The best bloggers are masters of SEO copywriting, and these are the techniques they use:

  • Write concise, compelling introductions. Clearly articulate the problem as well as your solution.
  • Avoid long sentences and paragraphs. However, don’t abandon paragraphs entirely or your content won’t flow properly.
  • Break up sections that are longer than 300 words with subheadings.
  • Incorporate the target SEO keyword naturally throughout the page copy.
  • Align content with search intent.
  • Always write for your readers.
  • Use “bucket brigades” to keep people moving down the page. Bucket brigades are bridge phrases that add conversational value to your copy. Think of phrases like, “here’s the thing…,” “no wonder…,” “but that’s just part of the story…,” or “as it turns out.”
  • Incorporate stories and emotions to pique readers’ interest.

How to evaluate your on-page optimization?
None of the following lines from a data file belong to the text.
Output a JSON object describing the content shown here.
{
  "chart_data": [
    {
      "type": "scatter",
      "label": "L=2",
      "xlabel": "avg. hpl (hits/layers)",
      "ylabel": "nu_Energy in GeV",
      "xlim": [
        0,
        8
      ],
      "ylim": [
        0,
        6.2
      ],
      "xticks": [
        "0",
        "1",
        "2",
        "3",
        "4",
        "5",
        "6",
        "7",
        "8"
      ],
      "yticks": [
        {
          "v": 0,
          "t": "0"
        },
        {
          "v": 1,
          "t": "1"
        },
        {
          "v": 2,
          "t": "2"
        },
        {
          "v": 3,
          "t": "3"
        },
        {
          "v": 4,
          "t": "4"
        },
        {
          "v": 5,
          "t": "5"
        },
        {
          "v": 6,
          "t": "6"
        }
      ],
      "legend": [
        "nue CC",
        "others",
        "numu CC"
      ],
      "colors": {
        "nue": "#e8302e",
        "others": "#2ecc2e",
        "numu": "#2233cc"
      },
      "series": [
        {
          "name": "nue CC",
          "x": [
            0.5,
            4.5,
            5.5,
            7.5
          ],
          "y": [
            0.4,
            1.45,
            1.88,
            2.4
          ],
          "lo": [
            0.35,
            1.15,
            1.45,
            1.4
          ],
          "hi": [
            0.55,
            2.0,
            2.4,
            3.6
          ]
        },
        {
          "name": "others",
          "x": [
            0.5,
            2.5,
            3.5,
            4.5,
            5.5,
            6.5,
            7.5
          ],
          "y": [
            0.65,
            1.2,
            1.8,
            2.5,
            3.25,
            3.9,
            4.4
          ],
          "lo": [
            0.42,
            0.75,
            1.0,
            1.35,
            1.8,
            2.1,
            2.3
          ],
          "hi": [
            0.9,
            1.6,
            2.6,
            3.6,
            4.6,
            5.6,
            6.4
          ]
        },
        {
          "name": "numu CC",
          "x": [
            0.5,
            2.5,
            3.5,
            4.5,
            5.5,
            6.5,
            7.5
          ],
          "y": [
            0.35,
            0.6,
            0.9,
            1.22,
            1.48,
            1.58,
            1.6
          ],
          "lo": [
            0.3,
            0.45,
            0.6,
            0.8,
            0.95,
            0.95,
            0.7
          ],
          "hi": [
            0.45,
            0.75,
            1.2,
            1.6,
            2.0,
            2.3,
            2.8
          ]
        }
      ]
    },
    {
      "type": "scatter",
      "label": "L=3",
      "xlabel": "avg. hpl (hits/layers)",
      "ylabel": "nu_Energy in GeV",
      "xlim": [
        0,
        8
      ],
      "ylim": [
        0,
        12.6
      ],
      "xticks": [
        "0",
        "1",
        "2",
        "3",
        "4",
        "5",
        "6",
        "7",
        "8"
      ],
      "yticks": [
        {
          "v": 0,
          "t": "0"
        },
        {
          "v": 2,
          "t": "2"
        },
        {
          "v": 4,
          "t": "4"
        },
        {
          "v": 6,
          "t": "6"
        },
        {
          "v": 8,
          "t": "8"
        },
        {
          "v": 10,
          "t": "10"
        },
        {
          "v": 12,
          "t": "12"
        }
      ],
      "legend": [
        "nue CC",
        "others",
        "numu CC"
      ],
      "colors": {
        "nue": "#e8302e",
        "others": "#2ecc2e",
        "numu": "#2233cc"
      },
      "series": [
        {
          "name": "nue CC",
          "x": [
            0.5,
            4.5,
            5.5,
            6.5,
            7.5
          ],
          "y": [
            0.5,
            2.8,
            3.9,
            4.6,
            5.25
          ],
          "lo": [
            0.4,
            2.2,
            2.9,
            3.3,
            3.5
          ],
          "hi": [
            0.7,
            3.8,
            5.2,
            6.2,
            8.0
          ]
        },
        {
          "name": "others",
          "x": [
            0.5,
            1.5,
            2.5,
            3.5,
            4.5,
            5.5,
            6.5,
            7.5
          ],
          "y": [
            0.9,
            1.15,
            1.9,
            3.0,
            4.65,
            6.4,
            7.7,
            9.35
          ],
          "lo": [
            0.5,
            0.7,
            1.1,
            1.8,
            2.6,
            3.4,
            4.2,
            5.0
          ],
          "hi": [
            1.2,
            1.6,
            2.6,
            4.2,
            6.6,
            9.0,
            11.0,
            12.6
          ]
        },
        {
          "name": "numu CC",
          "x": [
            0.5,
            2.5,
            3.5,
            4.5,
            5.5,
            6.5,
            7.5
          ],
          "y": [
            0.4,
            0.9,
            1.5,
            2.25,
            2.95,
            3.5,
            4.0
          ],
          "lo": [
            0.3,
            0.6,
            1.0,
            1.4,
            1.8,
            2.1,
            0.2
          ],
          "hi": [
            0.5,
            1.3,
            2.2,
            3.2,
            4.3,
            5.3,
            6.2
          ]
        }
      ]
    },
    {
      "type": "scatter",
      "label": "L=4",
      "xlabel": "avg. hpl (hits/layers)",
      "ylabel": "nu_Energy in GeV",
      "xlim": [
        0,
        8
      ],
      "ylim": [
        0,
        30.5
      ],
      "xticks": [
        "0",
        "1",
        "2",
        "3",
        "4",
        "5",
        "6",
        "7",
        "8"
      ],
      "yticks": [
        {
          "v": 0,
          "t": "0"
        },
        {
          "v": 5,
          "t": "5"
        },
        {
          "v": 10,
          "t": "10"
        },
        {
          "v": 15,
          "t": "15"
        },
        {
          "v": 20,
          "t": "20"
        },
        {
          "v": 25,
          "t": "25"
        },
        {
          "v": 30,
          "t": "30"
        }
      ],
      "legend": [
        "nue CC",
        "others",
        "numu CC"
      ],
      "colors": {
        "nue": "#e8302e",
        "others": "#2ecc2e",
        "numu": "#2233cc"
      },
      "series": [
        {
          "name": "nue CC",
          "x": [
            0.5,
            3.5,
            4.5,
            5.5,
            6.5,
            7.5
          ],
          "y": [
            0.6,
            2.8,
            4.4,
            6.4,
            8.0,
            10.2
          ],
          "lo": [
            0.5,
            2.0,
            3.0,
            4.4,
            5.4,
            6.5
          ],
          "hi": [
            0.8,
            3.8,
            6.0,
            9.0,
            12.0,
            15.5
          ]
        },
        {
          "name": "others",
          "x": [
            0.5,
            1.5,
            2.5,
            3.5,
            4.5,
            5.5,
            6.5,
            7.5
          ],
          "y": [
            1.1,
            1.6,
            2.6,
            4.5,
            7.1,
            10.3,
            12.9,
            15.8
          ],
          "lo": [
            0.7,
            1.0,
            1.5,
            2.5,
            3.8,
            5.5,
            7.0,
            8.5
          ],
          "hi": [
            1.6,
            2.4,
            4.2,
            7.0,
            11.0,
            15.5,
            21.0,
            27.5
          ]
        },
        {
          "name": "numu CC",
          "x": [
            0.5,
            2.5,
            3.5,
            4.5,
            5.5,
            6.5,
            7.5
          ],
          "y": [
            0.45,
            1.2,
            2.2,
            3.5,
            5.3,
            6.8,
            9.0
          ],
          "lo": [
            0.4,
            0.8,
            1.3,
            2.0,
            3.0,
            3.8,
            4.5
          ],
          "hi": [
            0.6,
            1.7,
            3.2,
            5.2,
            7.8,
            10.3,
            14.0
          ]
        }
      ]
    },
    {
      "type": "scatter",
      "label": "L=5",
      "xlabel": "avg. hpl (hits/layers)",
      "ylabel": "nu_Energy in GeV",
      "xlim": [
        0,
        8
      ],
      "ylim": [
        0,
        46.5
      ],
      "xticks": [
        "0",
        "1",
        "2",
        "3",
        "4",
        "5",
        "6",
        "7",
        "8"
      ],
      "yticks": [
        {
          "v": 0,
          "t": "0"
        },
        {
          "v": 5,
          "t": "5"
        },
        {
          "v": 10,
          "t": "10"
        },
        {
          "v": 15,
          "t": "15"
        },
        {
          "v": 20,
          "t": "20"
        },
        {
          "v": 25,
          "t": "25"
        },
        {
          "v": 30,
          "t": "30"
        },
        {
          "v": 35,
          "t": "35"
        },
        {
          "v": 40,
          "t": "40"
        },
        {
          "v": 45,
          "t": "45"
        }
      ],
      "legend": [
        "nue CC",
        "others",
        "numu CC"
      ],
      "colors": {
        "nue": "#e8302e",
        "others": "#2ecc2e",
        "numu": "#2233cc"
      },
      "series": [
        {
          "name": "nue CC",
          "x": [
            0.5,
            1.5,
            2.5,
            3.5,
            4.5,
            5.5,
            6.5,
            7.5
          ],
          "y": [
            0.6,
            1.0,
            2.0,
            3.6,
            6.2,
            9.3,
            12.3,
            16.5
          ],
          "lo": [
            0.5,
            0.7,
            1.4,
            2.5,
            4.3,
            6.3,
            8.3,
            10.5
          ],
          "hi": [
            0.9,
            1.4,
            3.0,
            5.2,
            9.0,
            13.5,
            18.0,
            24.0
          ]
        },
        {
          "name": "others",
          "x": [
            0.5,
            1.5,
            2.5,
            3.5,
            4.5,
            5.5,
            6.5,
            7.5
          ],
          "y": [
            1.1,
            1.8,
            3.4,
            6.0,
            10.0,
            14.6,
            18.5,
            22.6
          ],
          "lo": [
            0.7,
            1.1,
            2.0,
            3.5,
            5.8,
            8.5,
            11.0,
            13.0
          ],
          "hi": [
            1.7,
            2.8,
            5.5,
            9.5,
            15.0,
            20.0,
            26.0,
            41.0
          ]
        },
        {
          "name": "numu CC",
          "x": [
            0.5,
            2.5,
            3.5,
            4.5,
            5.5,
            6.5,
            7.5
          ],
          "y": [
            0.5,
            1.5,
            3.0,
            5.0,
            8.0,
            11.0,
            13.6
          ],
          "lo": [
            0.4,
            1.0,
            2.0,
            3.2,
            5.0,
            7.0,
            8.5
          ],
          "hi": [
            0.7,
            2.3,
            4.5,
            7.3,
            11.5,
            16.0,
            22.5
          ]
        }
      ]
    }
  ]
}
Now that you know about on-page SEO, you can evaluate your site’s performance. You can either use a tool to audit your site or you can look at separate pages manually, depending on your preference. If you choose to look manually, you can use these criteria as a basis for on-page optimization.

  • Are you using keywords for every page? Have these keywords been delivering visitors? If they haven’t been, why are you still using the keywords?
  • Are you linking pages on your site to each other? Could this be a way to help visitors get from one point to another with only a click or two?
  • Does your site load quickly? Or do some pages take a long time to load? If you’re having problems, find out where the issue lies. A slow-loading website is something neither human nor bot visitors enjoy!
  • Does your site have fresh content? Has it been more than one or two years? Has anything changed or is it all still relevant?

How to check a competitor’s on-page SEO

You probably don’t have to think too terribly hard to come up with your strongest competitors. Unfortunately, they’re also working hard to establish themselves in your industry, and you can be sure they’re utilizing on-page SEO just like you.

If you want to find out what you could be doing better, check out their websites and take a look at what they’re doing. While they probably have a few secrets up their sleeves, you can get tons of information by just checking out a few pages.

Checking out your competition can also show you areas to improve on your own website, strengthening your business as a whole. Begin to more fully develop your on-page SEO, and you’ll be likely to see your own site’s page rankings start to climb over the coming weeks and months.